Saturday, August 18, 2018

The Law of Moses by Amy Harmon



Some of my friends really loved this one and a couple of them seemed to hate it. In typical contrarian fashion, I fell smack-dab in the middle. Amy Harmon was a name that was mentioned to me many times, both for her YA fantasy novel and her new adult romances. THE LAW OF MOSES starts off with several chapters of info dumping as we get to know the hero and heroine, Georgia and Moses. Georgia lives on a farm, and is the daughter of people who use horses for physical and emotional therapy for troubled teens and kids. Moses was the son of a crack addict and was found abandoned in a laundromat. Georgia is attracted to Moses and goes manic pixie dream girl on his ass, and he manic pixie dream boys her right on back with his supernatural painting that turns out to be tied into an ability to communicate psychically with the dead.

While reading this book, I kept thinking about how it was reminding me of something that I'd read a while ago, but I couldn't quite put my finger on it until a few hours ago, when I was reading horror lists on Goodreads and happened across Dean Koontz's ODD THOMAS, and thought to myself, "Yes, that's what this is reminding me of! A manic but star-crossed love story with a boy who can speak to the dead? Oh, yeah, bring on the pain." And there is pain; the author straight-up warns you from the beginning of the book that this story isn't going to be all sunshine and roses. She wasn't wrong.

I liked the author's writing style but there were still a number of embarrassing typos that revealed this author's self-published origins ("knickers" instead of "nickers" to refer to a sound a horse makes), and thought that she kind of had a wallowing sense of poetry that hearkens back to my Sarah Dessen days, when I thought that being self-absorbed and full of angst made you cool and interesting. I think I would have loved this book a lot more when I was fourteen, chowing down on angst the way I did Taco Bell or Starbucks frappuccinos. I did think that the pacing was off (the beginning was tedious and sometimes there were chunks of the story I had to skim because it was just one of the characters pontificating on their woes). I also didn't really feel much of a connection between Moses and Georgia. Georgia was irritating and Moses was kind of a jerk. I didn't understand the obsession, there.

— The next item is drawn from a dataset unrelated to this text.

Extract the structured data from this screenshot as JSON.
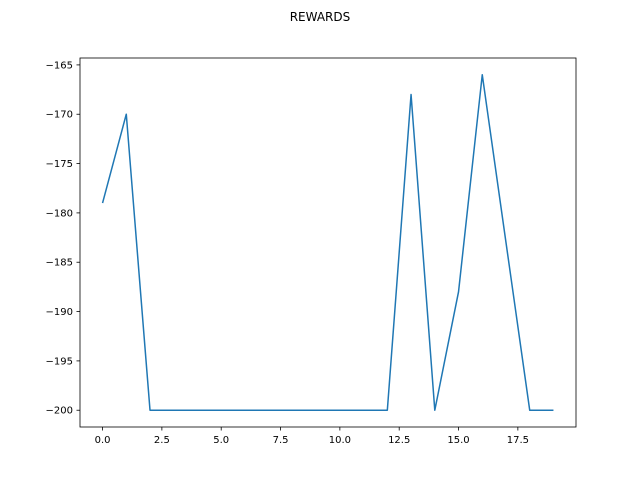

THE LAW OF MOSES is definitely creative, and in a genre where many of the titles feel like derivatives of the last big hit, I appreciated that. I also appreciated the writing and the author's ability to emotionally manipulate her readers with devastating events. It might have hit harder if I'd liked the characters more and if they'd been better fleshed out, but I still think that Harmon is an author to watch and I look forward to reading the other books of hers that I have waiting on my Kindle.